A lecture and presentation with photographer Christopher Herwig followed by a Q&A discussing his latest project - Soviet Metro Stations, a new book from Fuel Publishing. The book goes far beyond the obvious chandelier beauty of the Moscow Metro and explores the systems of 15 cities across 6 countries from the former USSR.
From extreme marble and chandelier opulence to brutal futuristic minimalist glory, Soviet Metro Stations documents this wealth of diverse architecture. The presentation will also focus on the experience of travelling and photographing in the various countries which up until recently considered the Metros as military structures and off limits to photography. With over 15,000 images captured in total, the talk and slide show will offer a glimpse into the selection process as well as share details not published.
‘For us’, said Nikita Khrushchev in his memoirs, ‘there was something supernatural about the Metro’. Visiting any of the dozen or so Metro networks built across the Soviet Union between the 1930s and 1980s, it is easy to see why. Rather than the straightforward systems of London, Paris or New York, these networks were used as a propaganda artwork – a fusion of sculpture, architecture and art, combining Byzantine, medieval, baroque and Constructivist ideas and infusing them with the notion that Communism would mean a ‘communal luxury’ for all. Today these astonishing spaces remain the closest realisation of a Soviet utopia.

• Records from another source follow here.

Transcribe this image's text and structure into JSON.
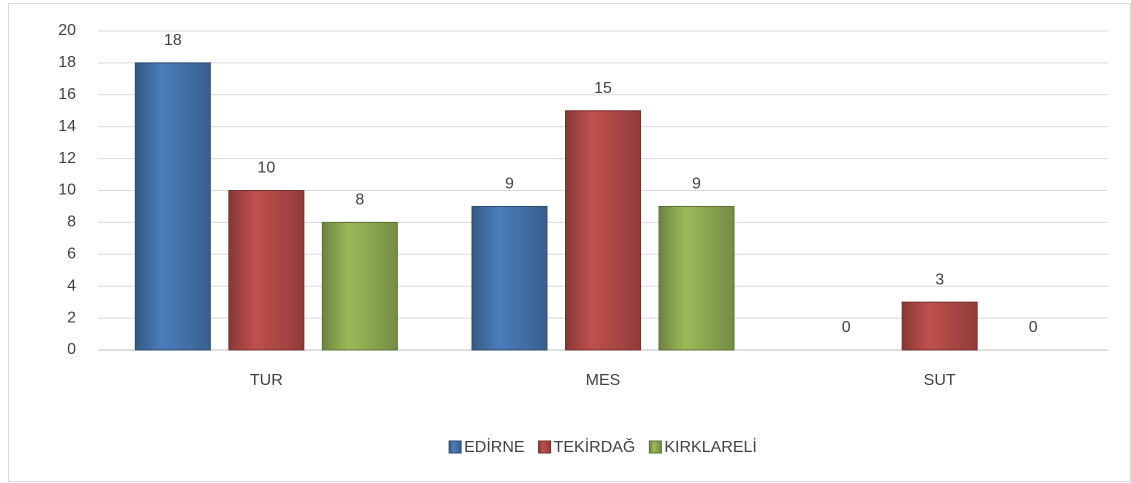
{
  "chart_data": {
    "type": "bar",
    "categories": [
      "TUR",
      "MES",
      "SUT"
    ],
    "series": [
      {
        "name": "EDİRNE",
        "color": "#4a7ebb",
        "values": [
          18,
          9,
          0
        ]
      },
      {
        "name": "TEKİRDAĞ",
        "color": "#c0504d",
        "values": [
          10,
          15,
          3
        ]
      },
      {
        "name": "KIRKLARELİ",
        "color": "#9bbb59",
        "values": [
          8,
          9,
          0
        ]
      }
    ],
    "ylim": [
      0,
      20
    ],
    "yticks": [
      0,
      2,
      4,
      6,
      8,
      10,
      12,
      14,
      16,
      18,
      20
    ],
    "grid": true,
    "legend": "bottom"
  }
}
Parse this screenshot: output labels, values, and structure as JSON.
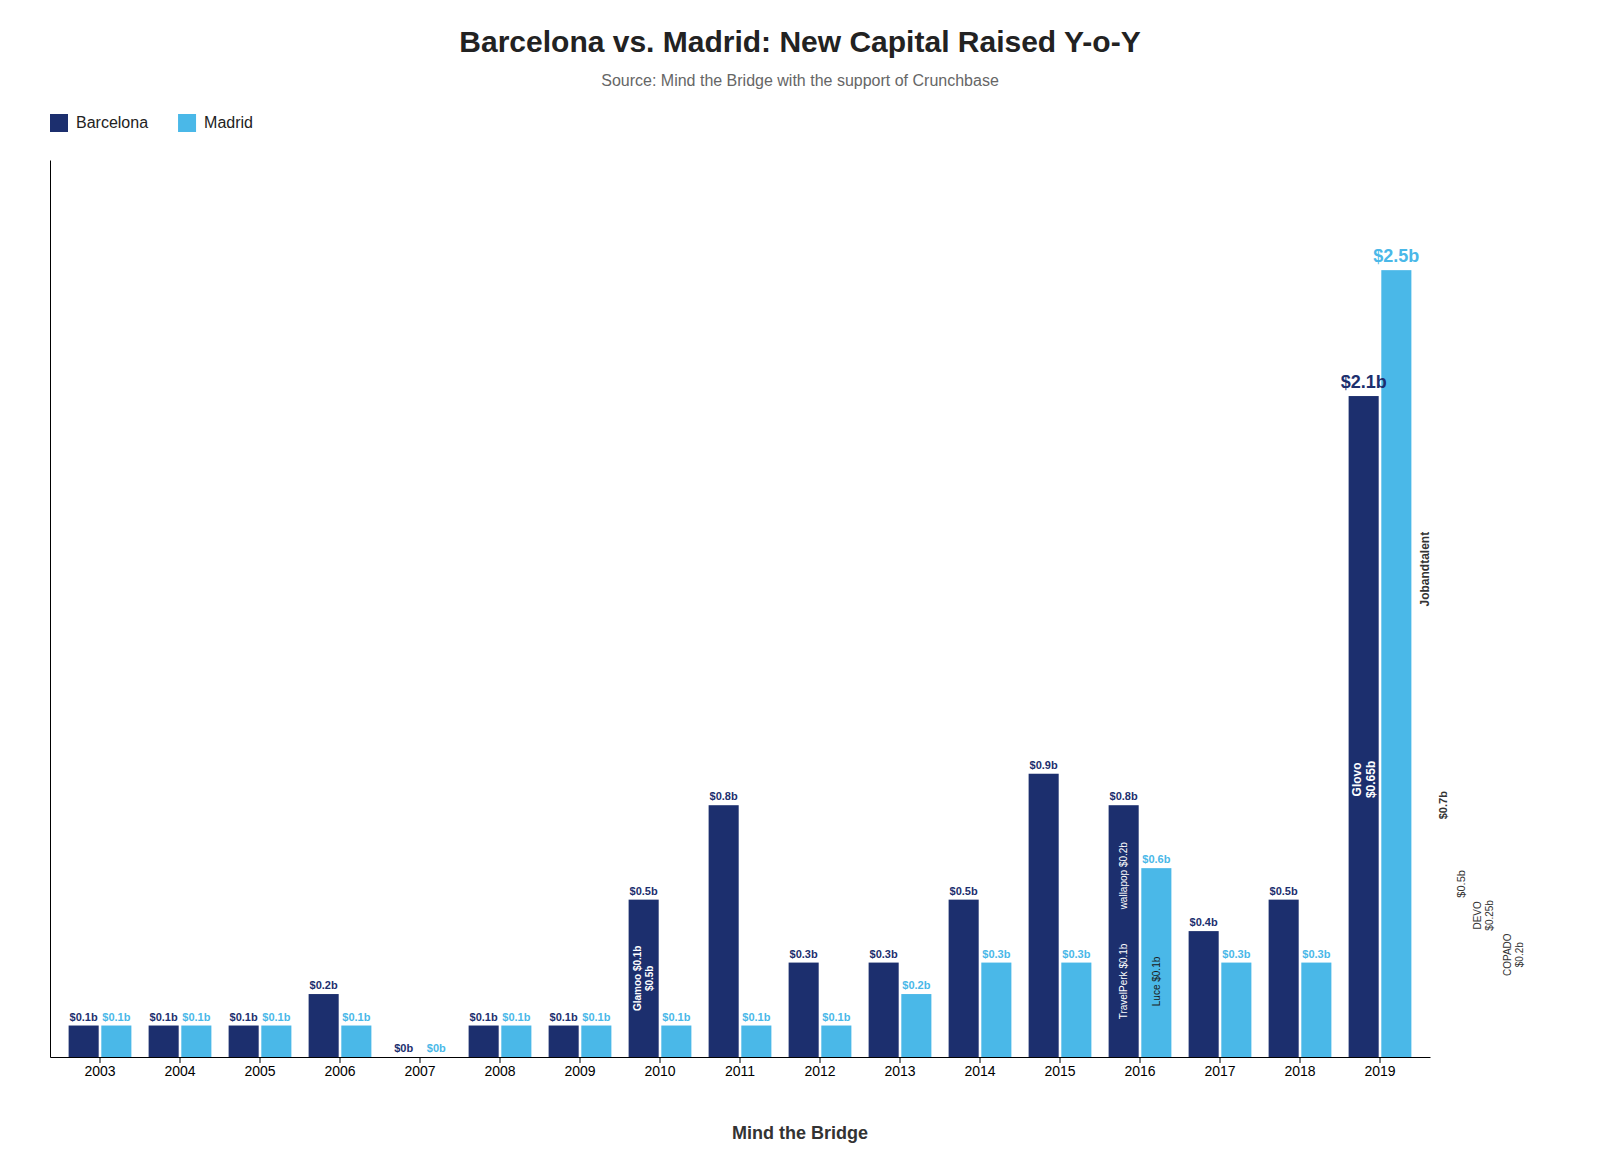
{
  "chart_data": {
    "type": "bar",
    "title": "Barcelona vs. Madrid: New Capital Raised Y-o-Y",
    "subtitle": "Source: Mind the Bridge with the support of Crunchbase",
    "categories": [
      "2003",
      "2004",
      "2005",
      "2006",
      "2007",
      "2008",
      "2009",
      "2010",
      "2011",
      "2012",
      "2013",
      "2014",
      "2015",
      "2016",
      "2017",
      "2018",
      "2019"
    ],
    "series": [
      {
        "name": "Barcelona",
        "color": "#1c2f6e",
        "values": [
          0.1,
          0.1,
          0.1,
          0.2,
          0.0,
          0.1,
          0.1,
          0.5,
          0.8,
          0.3,
          0.3,
          0.5,
          0.9,
          0.8,
          0.4,
          0.5,
          2.1
        ],
        "value_labels": [
          "$0.1b",
          "$0.1b",
          "$0.1b",
          "$0.2b",
          "$0b",
          "$0.1b",
          "$0.1b",
          "$0.5b",
          "$0.8b",
          "$0.3b",
          "$0.3b",
          "$0.5b",
          "$0.9b",
          "$0.8b",
          "$0.4b",
          "$0.5b",
          "$2.1b"
        ]
      },
      {
        "name": "Madrid",
        "color": "#4ab8e8",
        "values": [
          0.1,
          0.1,
          0.1,
          0.1,
          0.0,
          0.1,
          0.1,
          0.1,
          0.1,
          0.1,
          0.2,
          0.3,
          0.3,
          0.6,
          0.3,
          0.3,
          2.5
        ],
        "value_labels": [
          "$0.1b",
          "$0.1b",
          "$0.1b",
          "$0.1b",
          "$0b",
          "$0.1b",
          "$0.1b",
          "$0.1b",
          "$0.1b",
          "$0.1b",
          "$0.2b",
          "$0.3b",
          "$0.3b",
          "$0.6b",
          "$0.3b",
          "$0.3b",
          "$2.5b"
        ]
      }
    ],
    "ylim": [
      0,
      2.85
    ],
    "tick_labels": "x",
    "grid": false,
    "data_labels": true,
    "legend": "top-left",
    "annotations": [
      "Glamoo $0.1b\n$0.5b",
      "Glovo\n$0.65b",
      "wallapop  $0.2b",
      "TravelPerk  $0.1b",
      "Luce  $0.1b",
      "Jobandtalent",
      "$0.7b",
      "$0.5b",
      "DEVO\n$0.25b",
      "COPADO\n$0.2b",
      "Mind the Bridge"
    ]
  }
}
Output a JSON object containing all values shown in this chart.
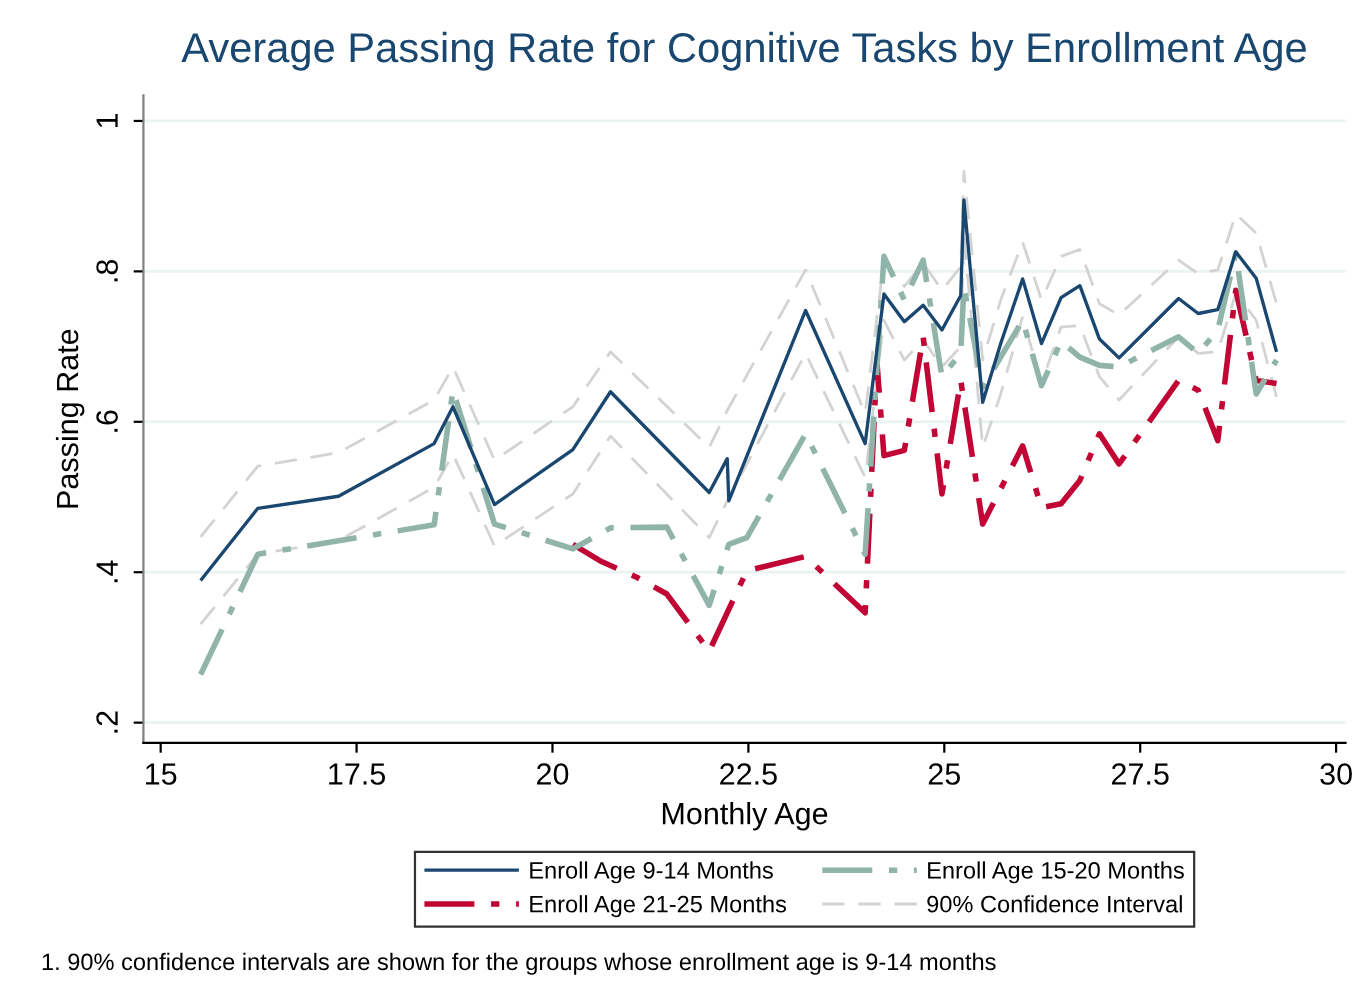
{
  "chart_data": {
    "type": "line",
    "title": "Average Passing Rate for Cognitive Tasks by Enrollment Age",
    "xlabel": "Monthly Age",
    "ylabel": "Passing Rate",
    "xlim": [
      14.78,
      30.12
    ],
    "xticks": [
      15,
      17.5,
      20,
      22.5,
      25,
      27.5,
      30
    ],
    "ylim": [
      0.173,
      1.034
    ],
    "yticks": [
      {
        "value": 0.2,
        "label": ".2"
      },
      {
        "value": 0.4,
        "label": ".4"
      },
      {
        "value": 0.6,
        "label": ".6"
      },
      {
        "value": 0.8,
        "label": ".8"
      },
      1
    ],
    "grid": "y",
    "legend": "bottom",
    "tick_labels": "xy",
    "annotations": [
      "1. 90% confidence intervals are shown for the groups whose enrollment age is 9-14 months"
    ],
    "series": [
      {
        "name": "Enroll Age 9-14 Months",
        "color": "#1a476f",
        "line_style": "solid",
        "x": [
          15.51,
          16.24,
          17.27,
          18.49,
          18.73,
          19.26,
          20.26,
          20.74,
          22.0,
          22.23,
          22.25,
          23.23,
          23.99,
          24.23,
          24.49,
          24.73,
          24.97,
          25.21,
          25.25,
          25.49,
          25.72,
          26.0,
          26.24,
          26.49,
          26.73,
          26.98,
          27.23,
          27.99,
          28.24,
          28.49,
          28.72,
          28.98,
          29.24
        ],
        "values": [
          0.389,
          0.485,
          0.501,
          0.571,
          0.62,
          0.49,
          0.563,
          0.64,
          0.506,
          0.551,
          0.495,
          0.748,
          0.571,
          0.77,
          0.733,
          0.755,
          0.722,
          0.768,
          0.895,
          0.626,
          0.704,
          0.79,
          0.704,
          0.765,
          0.781,
          0.71,
          0.685,
          0.764,
          0.744,
          0.749,
          0.826,
          0.791,
          0.693
        ]
      },
      {
        "name": "Enroll Age 15-20 Months",
        "color": "#90b4aa",
        "line_style": "dashdot",
        "x": [
          15.51,
          16.24,
          17.27,
          18.49,
          18.73,
          19.26,
          20.26,
          20.74,
          21.46,
          22.0,
          22.25,
          22.48,
          23.23,
          23.99,
          24.23,
          24.49,
          24.73,
          24.97,
          25.21,
          25.25,
          25.49,
          26.0,
          26.24,
          26.49,
          26.73,
          26.98,
          27.23,
          27.99,
          28.24,
          28.49,
          28.72,
          28.98,
          29.24
        ],
        "values": [
          0.264,
          0.424,
          0.442,
          0.463,
          0.642,
          0.464,
          0.431,
          0.459,
          0.46,
          0.356,
          0.437,
          0.446,
          0.584,
          0.424,
          0.82,
          0.762,
          0.815,
          0.66,
          0.691,
          0.78,
          0.646,
          0.735,
          0.648,
          0.707,
          0.686,
          0.675,
          0.673,
          0.713,
          0.691,
          0.722,
          0.824,
          0.637,
          0.682
        ]
      },
      {
        "name": "Enroll Age 21-25 Months",
        "color": "#c10534",
        "line_style": "dashdot",
        "x": [
          20.26,
          20.61,
          21.08,
          21.46,
          22.0,
          22.48,
          23.23,
          23.99,
          24.14,
          24.23,
          24.49,
          24.73,
          24.97,
          25.21,
          25.49,
          26.0,
          26.24,
          26.49,
          26.73,
          26.98,
          27.23,
          27.99,
          28.24,
          28.49,
          28.72,
          28.98,
          29.24
        ],
        "values": [
          0.437,
          0.415,
          0.393,
          0.371,
          0.295,
          0.402,
          0.421,
          0.346,
          0.68,
          0.555,
          0.562,
          0.713,
          0.504,
          0.655,
          0.464,
          0.568,
          0.486,
          0.491,
          0.522,
          0.584,
          0.544,
          0.655,
          0.642,
          0.575,
          0.775,
          0.655,
          0.651
        ]
      },
      {
        "name": "90% Confidence Interval",
        "color": "#d3d3d3",
        "line_style": "dashed",
        "x": [
          15.51,
          16.24,
          17.27,
          18.49,
          18.73,
          19.26,
          20.26,
          20.74,
          22.0,
          22.23,
          23.23,
          23.99,
          24.23,
          24.49,
          24.73,
          24.97,
          25.21,
          25.25,
          25.49,
          25.72,
          26.0,
          26.24,
          26.49,
          26.73,
          26.98,
          27.23,
          27.99,
          28.24,
          28.49,
          28.72,
          28.98,
          29.24
        ],
        "values": [
          0.447,
          0.541,
          0.559,
          0.629,
          0.673,
          0.549,
          0.62,
          0.693,
          0.566,
          0.615,
          0.802,
          0.611,
          0.815,
          0.78,
          0.811,
          0.775,
          0.806,
          0.933,
          0.682,
          0.762,
          0.839,
          0.762,
          0.82,
          0.829,
          0.757,
          0.742,
          0.815,
          0.797,
          0.802,
          0.876,
          0.851,
          0.757
        ]
      },
      {
        "color": "#d3d3d3",
        "line_style": "dashed",
        "x": [
          15.51,
          16.24,
          17.27,
          18.49,
          18.73,
          19.26,
          20.26,
          20.74,
          22.0,
          22.23,
          23.23,
          23.99,
          24.23,
          24.49,
          24.73,
          24.97,
          25.21,
          25.25,
          25.49,
          25.72,
          26.0,
          26.24,
          26.49,
          26.73,
          26.98,
          27.23,
          27.99,
          28.24,
          28.49,
          28.72,
          28.98,
          29.24
        ],
        "values": [
          0.331,
          0.424,
          0.442,
          0.513,
          0.557,
          0.435,
          0.504,
          0.581,
          0.446,
          0.495,
          0.691,
          0.526,
          0.735,
          0.682,
          0.709,
          0.673,
          0.7,
          0.851,
          0.566,
          0.637,
          0.74,
          0.651,
          0.726,
          0.728,
          0.66,
          0.629,
          0.713,
          0.691,
          0.693,
          0.771,
          0.735,
          0.633
        ]
      }
    ]
  }
}
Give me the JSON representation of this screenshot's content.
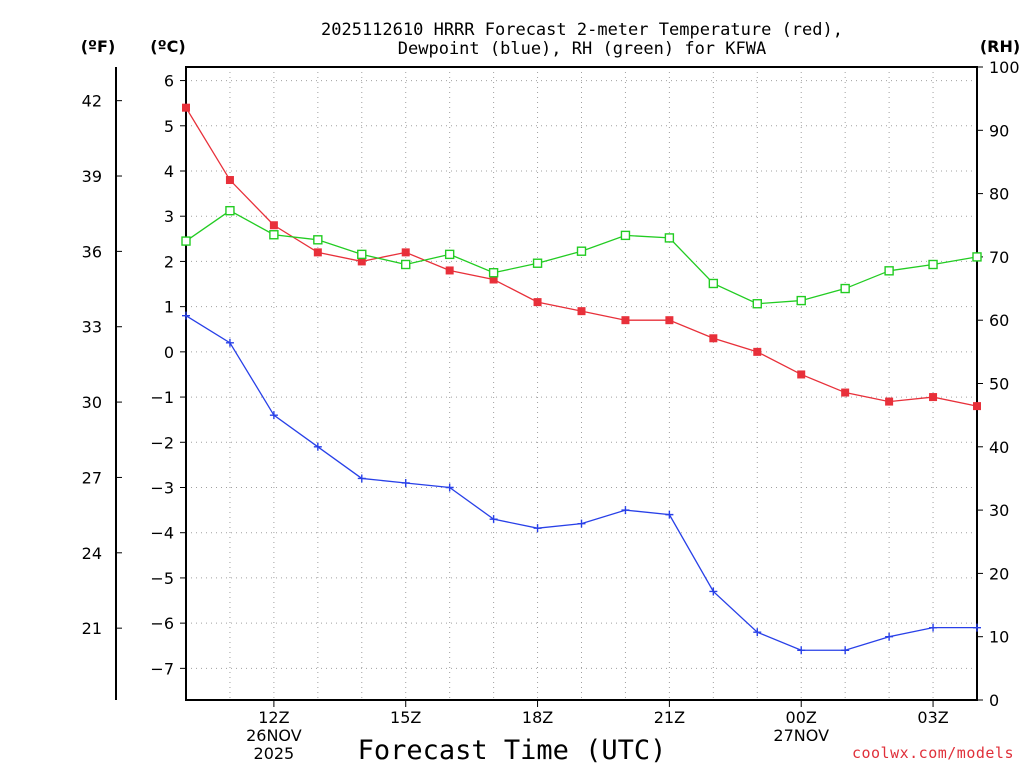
{
  "chart_data": {
    "type": "line",
    "title": [
      "2025112610 HRRR Forecast 2-meter Temperature (red),",
      "Dewpoint (blue), RH (green) for KFWA"
    ],
    "xlabel": "Forecast Time (UTC)",
    "left_outer_label": "(ºF)",
    "left_inner_label": "(ºC)",
    "right_label": "(RH)",
    "x_hours": [
      10,
      11,
      12,
      13,
      14,
      15,
      16,
      17,
      18,
      19,
      20,
      21,
      22,
      23,
      24,
      25,
      26,
      27,
      28
    ],
    "x_range": [
      10,
      28
    ],
    "x_ticks": [
      {
        "hour": 12,
        "lines": [
          "12Z",
          "26NOV",
          "2025"
        ]
      },
      {
        "hour": 15,
        "lines": [
          "15Z"
        ]
      },
      {
        "hour": 18,
        "lines": [
          "18Z"
        ]
      },
      {
        "hour": 21,
        "lines": [
          "21Z"
        ]
      },
      {
        "hour": 24,
        "lines": [
          "00Z",
          "27NOV"
        ]
      },
      {
        "hour": 27,
        "lines": [
          "03Z"
        ]
      }
    ],
    "celsius_range": [
      -7.7,
      6.3
    ],
    "celsius_ticks": [
      -7,
      -6,
      -5,
      -4,
      -3,
      -2,
      -1,
      0,
      1,
      2,
      3,
      4,
      5,
      6
    ],
    "fahrenheit_ticks": [
      21,
      24,
      27,
      30,
      33,
      36,
      39,
      42
    ],
    "rh_range": [
      0,
      100
    ],
    "rh_ticks": [
      0,
      10,
      20,
      30,
      40,
      50,
      60,
      70,
      80,
      90,
      100
    ],
    "series": [
      {
        "name": "Temperature",
        "unit": "C",
        "color": "#e8303a",
        "marker": "filled-square",
        "values": [
          5.4,
          3.8,
          2.8,
          2.2,
          2.0,
          2.2,
          1.8,
          1.6,
          1.1,
          0.9,
          0.7,
          0.7,
          0.3,
          0.0,
          -0.5,
          -0.9,
          -1.1,
          -1.0,
          -1.2
        ]
      },
      {
        "name": "Dewpoint",
        "unit": "C",
        "color": "#2840e8",
        "marker": "plus",
        "values": [
          0.8,
          0.2,
          -1.4,
          -2.1,
          -2.8,
          -2.9,
          -3.0,
          -3.7,
          -3.9,
          -3.8,
          -3.5,
          -3.6,
          -5.3,
          -6.2,
          -6.6,
          -6.6,
          -6.3,
          -6.1,
          -6.1
        ]
      },
      {
        "name": "RH",
        "unit": "%",
        "color": "#22cc22",
        "marker": "hollow-square",
        "values": [
          72.5,
          77.3,
          73.5,
          72.7,
          70.4,
          68.8,
          70.4,
          67.5,
          69.0,
          70.9,
          73.4,
          73.0,
          65.8,
          62.6,
          63.1,
          65.0,
          67.8,
          68.8,
          70.0
        ]
      }
    ],
    "grid": true
  },
  "credit": "coolwx.com/models",
  "colors": {
    "axis": "#000000",
    "grid": "#a0a0a0",
    "background": "#ffffff"
  }
}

Following his best-selling quest for Soviet Bus Stops, Christopher Herwig has completed a subterranean expedition – photographing the stations of each Metro network of the former USSR. From extreme marble and chandelier opulence to brutal futuristic minimalist glory, Soviet Metro Stations documents this wealth of diverse architecture. Along the way Herwig captures individual elements that make up this singular Soviet experience: neon, concrete, escalators, signage, mosaics and relief sculptures all combine build an unforgettably vivid map of the Soviet Metro.
With over twenty years of experience in more than ninety countries, Christopher Herwig is a Canadian-born photographer and videographer determined to find beauty and inspiration in all aspects of life. A firm belief that the thrill of exploration is still alive in the world has sent him hitch-hiking from Vancouver to Cape Town, across Iceland by foot and raft, and through Europe on a bike. Currently based in Jordan, his previous homes have included Liberia and Kazakhstan. His photographs of some of the remotest regions of the world – from the Pamir mountains in Tajikistan to the rainforests of West Africa – have been reproduced in publications including GEO, CNN Traveler, Geographical and Lonely Planet. He has worked extensively with non-government organisations and UN agencies in some of the most challenging regions, to put a human face to their statistics and bring project proposals to life.